An ocean refuses no river - Ganavya

Take a step into the transformative realm of collective griefing and embodied social justice. Embrace the power of shared experiences, and together, let us navigate the intricate landscapes of our past, present, and collective future. Join us in this powerful exercise and become an active node of change in the movement towards a world in which many worlds are possible. 

This workshop can be adjusted and done in so many different contexts’, communities and places! Anne Jesuina has (co-)facilitated the workshop on Keti Koti 2023 Groningen, Landjuweel 2023 and other festivals. If you are curious what this workshop can look like for you, in your community, it would be an honor to receive a message from you!


Participant Response


“Anne took me to a world of hope and healing in a workshop on the transmission of intergenerational patterns. As a workshop leader, she stood in the midst of the group and provided the safety necessary for us to function as a group. It was very worthwhile, and I look forward to the next gathering under her guidance!” -   Charlotte Wekker:
Trainer, coach, and instructor in complex innovations within the social domain. Researcher and consultant in the field of equal opportunities. Trainer in transcultural work and the "Beschermjassen" (Protection Coats) approach.
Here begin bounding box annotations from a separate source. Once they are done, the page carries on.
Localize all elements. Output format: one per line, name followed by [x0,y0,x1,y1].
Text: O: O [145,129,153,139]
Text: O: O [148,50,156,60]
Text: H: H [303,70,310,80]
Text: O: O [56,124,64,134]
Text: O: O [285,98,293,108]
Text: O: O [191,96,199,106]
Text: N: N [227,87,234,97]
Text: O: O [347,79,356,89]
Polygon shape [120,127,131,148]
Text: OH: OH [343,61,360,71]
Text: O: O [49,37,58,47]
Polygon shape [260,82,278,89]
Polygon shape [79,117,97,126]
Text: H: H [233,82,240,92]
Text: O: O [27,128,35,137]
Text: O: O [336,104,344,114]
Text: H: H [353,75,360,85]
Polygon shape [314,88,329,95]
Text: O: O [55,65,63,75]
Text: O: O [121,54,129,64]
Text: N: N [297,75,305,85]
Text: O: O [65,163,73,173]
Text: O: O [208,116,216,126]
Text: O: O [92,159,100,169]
IMPORTANT: i, Anne Jesuina, am not NOT a trauma therapist. This workshop is not therapy, but it can be therapeutic. I create a brave and safer space by asking participants to share only what they are comfortable with, and I provide a structured approach for practicing collective grief responsibly. I am in training to become a coach focusing on emotional understanding and resilience, which influences the workshop's structure.